Nach der überaus kommoden Passage über den Rhenus hatten die patrizischen Gefährten auf dem Weg von Mogontiacum nach Roma auch die überaus beschwerlichen Alpenpässe überwunden. Nicht immer hatte der junge Tiberius dabei in seinem Reisewagen fahren können, da bisweilen die gemieteten Knechte und Transporteure das Gefährt über enge Stellen und unwegsame Wege hatten tragen müssen. Auch für Manius Minor und dem Centurio hatte der Ritt durch jene Landschaft gewisse Konzentration abverlangt, weshalb sie weniger miteinander geplaudert hatten als während der vergnüglichen Bootstour. Mit dem älteren der Tiberii zu parlieren verspürte der junge Flavius indessen ohnehin wenig Neigung, nachdem jener in geradehin perverser Extensität von seinen Schlachtenerlebnissen hatte berichtet, die auch einen ehemaligen Tribun zu schrecken vermochten und so gänzlich von dem differierten, was der patrizische Jüngling im Exercitus erfahren hatte. Seinen Zynismus hinsichtlich von 'Rom und Ehre' wusste er zwar durchaus zu akzeptieren, war er doch in seinen epikureischen Tagen selbst zu similärer Verachtung für jene vermeintlichen Ideale gekommen, welchen er auch nun nicht aus Neigung, sondern lediglich aus Pflicht nachstrebte. Dennoch pflichtete er Verus selbstredend in jener weinseligen Nacht nicht weiter bei, um den Idealismus Merulas nicht zu destruieren, der doch ein weitaus besserer Motivator mochte sein als die Furcht vor dem Zorn der Unsterblichen, sondern kalmierte den sichtlich irritierten Jüngling mit Worten, welche nahelegten, dass eine derartige Desillusionierung eine Art soldatische Krankheit darstellte, der keine sonderliche Beachtung zu schenken war. Der Blick auf Luna mit ihrem Wolf ließ den jungen Flavius dagegen immer wieder an die drastischen Schilderungen ihrer Versklavung zurückdenken und konfirmierte umso mehr seine Admiration für die Gleichmut, mit welcher sie jene himmelschreiende Ungerechtigkeit augenscheinlich akzeptierte und trotz allem jenem Staat, der ihr nichts als Knechtschaft und Schmerz hatte gebracht, zu Hilfe geeilt war.

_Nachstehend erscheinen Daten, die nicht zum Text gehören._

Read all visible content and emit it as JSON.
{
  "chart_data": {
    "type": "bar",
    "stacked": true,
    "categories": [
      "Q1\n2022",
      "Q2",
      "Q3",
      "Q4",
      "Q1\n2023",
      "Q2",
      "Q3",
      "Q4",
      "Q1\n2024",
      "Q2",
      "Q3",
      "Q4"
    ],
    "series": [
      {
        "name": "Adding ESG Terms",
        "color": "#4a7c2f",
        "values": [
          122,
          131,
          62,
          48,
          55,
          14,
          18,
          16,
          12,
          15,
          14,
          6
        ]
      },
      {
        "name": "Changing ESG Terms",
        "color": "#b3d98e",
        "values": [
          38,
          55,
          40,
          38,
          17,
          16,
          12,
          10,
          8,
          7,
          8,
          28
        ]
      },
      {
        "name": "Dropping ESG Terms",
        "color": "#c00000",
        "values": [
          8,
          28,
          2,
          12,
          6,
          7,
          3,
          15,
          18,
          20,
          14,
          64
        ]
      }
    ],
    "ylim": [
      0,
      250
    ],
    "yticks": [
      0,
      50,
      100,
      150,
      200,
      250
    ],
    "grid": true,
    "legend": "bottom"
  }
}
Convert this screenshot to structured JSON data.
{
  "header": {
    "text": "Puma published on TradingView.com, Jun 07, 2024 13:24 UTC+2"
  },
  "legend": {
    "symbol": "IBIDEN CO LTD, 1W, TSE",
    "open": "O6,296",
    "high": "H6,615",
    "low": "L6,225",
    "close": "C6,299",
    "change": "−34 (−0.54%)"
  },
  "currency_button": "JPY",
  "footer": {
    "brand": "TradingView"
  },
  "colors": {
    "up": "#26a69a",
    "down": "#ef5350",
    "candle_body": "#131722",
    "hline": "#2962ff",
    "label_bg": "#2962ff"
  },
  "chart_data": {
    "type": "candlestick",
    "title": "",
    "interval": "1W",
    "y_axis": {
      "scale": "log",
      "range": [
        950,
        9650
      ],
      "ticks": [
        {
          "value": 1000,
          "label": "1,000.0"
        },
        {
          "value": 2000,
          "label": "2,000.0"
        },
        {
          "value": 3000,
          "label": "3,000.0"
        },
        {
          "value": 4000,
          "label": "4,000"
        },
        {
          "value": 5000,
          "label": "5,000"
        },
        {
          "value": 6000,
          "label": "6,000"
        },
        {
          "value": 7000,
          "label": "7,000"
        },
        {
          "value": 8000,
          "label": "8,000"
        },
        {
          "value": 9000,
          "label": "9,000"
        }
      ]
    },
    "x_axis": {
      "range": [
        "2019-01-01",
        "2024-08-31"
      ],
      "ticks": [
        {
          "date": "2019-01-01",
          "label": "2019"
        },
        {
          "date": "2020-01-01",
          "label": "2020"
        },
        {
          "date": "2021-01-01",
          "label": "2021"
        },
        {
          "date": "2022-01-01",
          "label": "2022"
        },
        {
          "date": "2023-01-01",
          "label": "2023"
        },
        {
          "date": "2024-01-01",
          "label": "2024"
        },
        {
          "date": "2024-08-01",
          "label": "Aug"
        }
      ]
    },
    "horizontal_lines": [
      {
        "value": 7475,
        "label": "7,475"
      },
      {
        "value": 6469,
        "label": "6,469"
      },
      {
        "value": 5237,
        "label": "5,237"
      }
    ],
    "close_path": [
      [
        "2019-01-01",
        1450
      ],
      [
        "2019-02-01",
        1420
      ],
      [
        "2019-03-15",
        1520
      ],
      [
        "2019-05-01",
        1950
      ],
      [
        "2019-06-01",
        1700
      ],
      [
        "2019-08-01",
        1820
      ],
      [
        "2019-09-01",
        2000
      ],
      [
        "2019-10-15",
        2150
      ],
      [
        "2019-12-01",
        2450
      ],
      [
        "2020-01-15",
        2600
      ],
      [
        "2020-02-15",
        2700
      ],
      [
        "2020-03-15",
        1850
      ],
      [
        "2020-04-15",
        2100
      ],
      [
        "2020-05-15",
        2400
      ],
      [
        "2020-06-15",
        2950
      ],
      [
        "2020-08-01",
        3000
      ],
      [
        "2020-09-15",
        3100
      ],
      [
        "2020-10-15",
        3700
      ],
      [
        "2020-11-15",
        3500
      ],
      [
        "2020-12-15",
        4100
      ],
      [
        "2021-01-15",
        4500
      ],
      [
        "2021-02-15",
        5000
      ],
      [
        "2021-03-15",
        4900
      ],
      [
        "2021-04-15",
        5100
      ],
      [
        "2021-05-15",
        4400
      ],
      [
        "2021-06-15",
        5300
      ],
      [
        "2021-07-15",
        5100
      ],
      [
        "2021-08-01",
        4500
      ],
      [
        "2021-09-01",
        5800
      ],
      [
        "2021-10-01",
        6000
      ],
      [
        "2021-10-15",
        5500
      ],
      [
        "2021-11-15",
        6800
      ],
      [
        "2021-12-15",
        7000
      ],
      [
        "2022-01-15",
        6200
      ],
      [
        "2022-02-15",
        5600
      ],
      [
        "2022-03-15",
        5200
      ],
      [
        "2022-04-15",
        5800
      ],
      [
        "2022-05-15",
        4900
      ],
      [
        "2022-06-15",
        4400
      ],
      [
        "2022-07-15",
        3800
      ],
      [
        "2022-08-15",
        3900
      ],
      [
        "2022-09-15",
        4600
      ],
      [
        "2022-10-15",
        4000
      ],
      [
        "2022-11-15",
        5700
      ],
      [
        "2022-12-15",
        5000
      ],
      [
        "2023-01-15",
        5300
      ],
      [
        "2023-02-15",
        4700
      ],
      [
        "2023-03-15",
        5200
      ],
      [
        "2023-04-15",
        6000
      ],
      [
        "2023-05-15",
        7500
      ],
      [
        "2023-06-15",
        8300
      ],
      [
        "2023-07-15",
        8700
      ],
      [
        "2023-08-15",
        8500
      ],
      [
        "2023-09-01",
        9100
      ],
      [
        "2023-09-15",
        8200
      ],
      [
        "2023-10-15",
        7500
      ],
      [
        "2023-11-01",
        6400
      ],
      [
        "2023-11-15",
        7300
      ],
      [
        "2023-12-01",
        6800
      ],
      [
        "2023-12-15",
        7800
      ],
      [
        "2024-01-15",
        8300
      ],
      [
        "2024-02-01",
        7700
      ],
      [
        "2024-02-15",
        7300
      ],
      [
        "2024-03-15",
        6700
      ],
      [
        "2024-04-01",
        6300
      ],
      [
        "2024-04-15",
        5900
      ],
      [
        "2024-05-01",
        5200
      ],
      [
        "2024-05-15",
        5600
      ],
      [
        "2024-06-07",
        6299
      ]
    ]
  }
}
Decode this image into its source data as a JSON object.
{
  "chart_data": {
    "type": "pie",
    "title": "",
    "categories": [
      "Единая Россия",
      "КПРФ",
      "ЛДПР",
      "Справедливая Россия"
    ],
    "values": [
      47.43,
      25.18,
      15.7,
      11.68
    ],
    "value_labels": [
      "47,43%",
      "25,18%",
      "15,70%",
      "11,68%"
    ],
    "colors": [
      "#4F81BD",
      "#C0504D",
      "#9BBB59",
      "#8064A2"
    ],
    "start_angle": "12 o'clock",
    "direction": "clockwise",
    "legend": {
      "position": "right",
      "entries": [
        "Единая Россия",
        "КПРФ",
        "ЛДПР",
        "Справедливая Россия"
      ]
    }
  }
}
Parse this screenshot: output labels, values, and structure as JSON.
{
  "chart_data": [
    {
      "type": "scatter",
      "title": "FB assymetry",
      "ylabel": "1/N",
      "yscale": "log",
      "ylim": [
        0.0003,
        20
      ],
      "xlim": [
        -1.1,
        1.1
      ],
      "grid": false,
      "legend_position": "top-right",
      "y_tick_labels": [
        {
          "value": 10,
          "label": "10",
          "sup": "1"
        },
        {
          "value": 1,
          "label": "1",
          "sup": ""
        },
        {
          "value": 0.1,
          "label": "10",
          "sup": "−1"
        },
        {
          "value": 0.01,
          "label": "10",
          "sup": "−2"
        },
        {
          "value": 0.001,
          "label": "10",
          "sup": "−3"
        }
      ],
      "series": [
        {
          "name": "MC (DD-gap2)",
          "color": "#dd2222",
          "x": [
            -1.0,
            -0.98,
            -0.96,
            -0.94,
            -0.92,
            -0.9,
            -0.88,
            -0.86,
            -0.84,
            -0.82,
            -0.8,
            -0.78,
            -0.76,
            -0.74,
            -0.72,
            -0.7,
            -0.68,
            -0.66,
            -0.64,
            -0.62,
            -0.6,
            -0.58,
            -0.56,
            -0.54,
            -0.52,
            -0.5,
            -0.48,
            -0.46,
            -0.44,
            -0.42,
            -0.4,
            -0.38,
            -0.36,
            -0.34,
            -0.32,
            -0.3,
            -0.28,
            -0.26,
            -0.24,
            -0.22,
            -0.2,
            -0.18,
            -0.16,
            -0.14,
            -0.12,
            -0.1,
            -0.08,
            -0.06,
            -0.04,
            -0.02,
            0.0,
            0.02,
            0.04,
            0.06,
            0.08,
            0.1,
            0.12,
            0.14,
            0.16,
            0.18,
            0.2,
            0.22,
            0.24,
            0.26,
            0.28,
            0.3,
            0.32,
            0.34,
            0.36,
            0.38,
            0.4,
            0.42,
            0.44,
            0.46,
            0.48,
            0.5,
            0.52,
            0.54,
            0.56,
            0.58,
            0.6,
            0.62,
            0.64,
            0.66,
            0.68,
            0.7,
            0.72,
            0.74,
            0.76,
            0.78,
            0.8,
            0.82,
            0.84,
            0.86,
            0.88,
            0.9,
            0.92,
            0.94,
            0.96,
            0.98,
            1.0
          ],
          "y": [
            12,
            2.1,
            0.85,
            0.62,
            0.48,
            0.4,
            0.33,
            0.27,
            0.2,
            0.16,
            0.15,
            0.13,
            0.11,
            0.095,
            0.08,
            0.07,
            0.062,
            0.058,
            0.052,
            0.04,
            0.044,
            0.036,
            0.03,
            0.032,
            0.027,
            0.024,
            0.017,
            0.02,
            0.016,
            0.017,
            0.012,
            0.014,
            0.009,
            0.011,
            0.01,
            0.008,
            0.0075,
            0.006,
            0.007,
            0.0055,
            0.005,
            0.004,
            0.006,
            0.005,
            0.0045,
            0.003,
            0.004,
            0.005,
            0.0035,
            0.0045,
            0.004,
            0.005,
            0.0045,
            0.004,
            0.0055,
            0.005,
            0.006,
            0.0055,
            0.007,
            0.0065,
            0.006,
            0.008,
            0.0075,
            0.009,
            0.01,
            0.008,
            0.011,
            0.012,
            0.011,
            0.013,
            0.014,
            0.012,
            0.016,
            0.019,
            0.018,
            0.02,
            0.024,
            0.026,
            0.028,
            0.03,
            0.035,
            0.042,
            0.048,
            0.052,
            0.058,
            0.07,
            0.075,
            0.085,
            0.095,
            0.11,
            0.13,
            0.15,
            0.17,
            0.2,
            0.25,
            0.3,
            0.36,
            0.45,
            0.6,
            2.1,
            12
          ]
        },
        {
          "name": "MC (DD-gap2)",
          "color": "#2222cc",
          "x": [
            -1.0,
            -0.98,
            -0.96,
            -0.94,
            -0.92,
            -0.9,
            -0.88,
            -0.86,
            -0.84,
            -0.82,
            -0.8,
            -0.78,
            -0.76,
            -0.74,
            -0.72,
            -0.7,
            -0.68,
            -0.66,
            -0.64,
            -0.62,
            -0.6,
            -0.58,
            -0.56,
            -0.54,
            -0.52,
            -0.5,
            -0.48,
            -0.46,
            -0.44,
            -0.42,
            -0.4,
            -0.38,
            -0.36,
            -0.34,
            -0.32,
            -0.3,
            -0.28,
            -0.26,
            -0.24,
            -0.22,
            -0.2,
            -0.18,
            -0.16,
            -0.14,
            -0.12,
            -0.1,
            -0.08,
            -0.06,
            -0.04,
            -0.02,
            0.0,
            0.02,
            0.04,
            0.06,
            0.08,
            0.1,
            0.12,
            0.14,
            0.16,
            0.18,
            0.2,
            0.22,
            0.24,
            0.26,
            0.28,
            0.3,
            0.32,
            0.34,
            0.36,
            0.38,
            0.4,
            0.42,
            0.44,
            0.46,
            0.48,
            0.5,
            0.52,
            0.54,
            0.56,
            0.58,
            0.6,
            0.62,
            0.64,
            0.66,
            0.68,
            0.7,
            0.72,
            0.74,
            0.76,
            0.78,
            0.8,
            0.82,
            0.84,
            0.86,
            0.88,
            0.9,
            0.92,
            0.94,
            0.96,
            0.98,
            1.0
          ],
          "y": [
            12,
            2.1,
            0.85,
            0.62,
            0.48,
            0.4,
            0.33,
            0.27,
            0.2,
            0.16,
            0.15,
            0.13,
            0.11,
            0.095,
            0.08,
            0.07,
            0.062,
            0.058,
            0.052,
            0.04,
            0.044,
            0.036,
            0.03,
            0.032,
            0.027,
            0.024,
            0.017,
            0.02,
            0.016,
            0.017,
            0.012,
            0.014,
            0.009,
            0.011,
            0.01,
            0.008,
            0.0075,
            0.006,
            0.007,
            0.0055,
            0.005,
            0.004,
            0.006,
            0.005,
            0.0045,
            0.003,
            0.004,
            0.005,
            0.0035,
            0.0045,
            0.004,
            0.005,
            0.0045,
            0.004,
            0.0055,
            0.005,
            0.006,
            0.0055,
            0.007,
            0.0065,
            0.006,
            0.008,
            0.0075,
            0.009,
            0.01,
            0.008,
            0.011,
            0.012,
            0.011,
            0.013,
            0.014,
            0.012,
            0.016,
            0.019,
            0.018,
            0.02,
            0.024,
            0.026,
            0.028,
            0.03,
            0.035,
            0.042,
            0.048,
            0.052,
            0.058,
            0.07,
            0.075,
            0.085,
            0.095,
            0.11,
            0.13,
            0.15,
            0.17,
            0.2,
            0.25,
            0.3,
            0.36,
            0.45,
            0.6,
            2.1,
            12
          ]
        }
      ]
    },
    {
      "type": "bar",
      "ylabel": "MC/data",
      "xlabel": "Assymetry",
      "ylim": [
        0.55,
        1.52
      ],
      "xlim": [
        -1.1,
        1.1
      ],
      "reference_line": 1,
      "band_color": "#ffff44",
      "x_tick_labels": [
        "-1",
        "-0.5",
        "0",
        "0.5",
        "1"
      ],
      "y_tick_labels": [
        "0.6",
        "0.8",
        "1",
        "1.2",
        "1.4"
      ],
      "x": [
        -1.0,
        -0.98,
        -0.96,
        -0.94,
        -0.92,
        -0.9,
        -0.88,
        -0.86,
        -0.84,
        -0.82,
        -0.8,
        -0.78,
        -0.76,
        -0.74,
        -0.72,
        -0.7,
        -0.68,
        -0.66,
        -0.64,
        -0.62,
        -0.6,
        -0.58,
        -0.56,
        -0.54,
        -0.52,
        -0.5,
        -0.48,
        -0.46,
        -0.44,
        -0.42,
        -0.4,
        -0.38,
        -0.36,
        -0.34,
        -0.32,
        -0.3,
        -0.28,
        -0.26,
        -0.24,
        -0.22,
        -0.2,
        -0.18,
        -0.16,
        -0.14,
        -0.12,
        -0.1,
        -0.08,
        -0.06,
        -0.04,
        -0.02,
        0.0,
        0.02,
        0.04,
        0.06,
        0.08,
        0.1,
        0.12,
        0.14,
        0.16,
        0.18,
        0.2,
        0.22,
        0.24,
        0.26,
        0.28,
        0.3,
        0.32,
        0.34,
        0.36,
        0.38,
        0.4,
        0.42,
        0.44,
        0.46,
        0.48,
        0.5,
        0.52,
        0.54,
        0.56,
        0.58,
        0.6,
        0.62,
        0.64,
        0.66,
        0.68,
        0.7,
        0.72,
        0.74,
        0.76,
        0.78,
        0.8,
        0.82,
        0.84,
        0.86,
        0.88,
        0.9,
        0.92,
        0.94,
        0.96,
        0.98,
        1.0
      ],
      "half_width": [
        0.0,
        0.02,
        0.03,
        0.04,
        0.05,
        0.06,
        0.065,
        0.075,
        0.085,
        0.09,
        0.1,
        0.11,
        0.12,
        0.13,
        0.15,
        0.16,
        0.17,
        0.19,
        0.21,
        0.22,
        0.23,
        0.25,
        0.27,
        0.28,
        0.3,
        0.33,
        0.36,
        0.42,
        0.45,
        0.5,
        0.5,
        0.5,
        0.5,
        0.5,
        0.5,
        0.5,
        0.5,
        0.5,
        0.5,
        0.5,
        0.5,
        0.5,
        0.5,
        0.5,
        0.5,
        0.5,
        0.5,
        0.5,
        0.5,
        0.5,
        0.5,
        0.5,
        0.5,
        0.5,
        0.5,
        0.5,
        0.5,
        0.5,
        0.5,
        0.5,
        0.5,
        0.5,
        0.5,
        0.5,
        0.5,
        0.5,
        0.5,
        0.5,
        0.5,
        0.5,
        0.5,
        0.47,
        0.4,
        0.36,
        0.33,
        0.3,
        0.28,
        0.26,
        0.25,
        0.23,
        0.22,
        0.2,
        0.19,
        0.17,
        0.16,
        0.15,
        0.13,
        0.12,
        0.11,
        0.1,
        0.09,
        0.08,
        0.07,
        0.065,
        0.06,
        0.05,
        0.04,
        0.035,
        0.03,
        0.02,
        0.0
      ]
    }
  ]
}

Nach den steinigen Wegen der Montes Alpes erreichten sie so die Poebene, von wo aus es auf den weitaus besseren Via Aurelia die finale Etappe ihrer Reise antraten. Abwechselnd ritt Gracchus Minor auf seinem Trautwin und nutzte die Offerten des jungen Tiberius, ihm in seinem Reisewagen Gesellschaft zu leisten, um seinen Gliedern von den Strapazen des Reitens Ruhe zu gewähren und zugleich die Gelegenheit zur Konversation zu nutzen. Auch heute saß er folglich Merula gegenüber und fragte, nachdem sie eine Weile über Ciceros Rhetorik hatten disputiert, ein wenig unerwartet:
"Sind dir übrigens auch die Briefe von Ciceros Bruder Quintus an ihn bekannt? Mir fiel kürzlich das Commentariolum Petitionis in die Hände, als ich darüber nachdachte, welche Präparationen für meine geplante Kandidatur zu treffen seien und ich muss sagen, dass es mir noch immer als eine überaus luzide Handreichung zum Wahlkampf erscheint."
Er gewährte dem Tiberius einen Augenschlag Zeit für eine Replik, dann fügte er an:
"Gedenkst du auch, direkt bei der kommenden Wahl zu kandidieren?"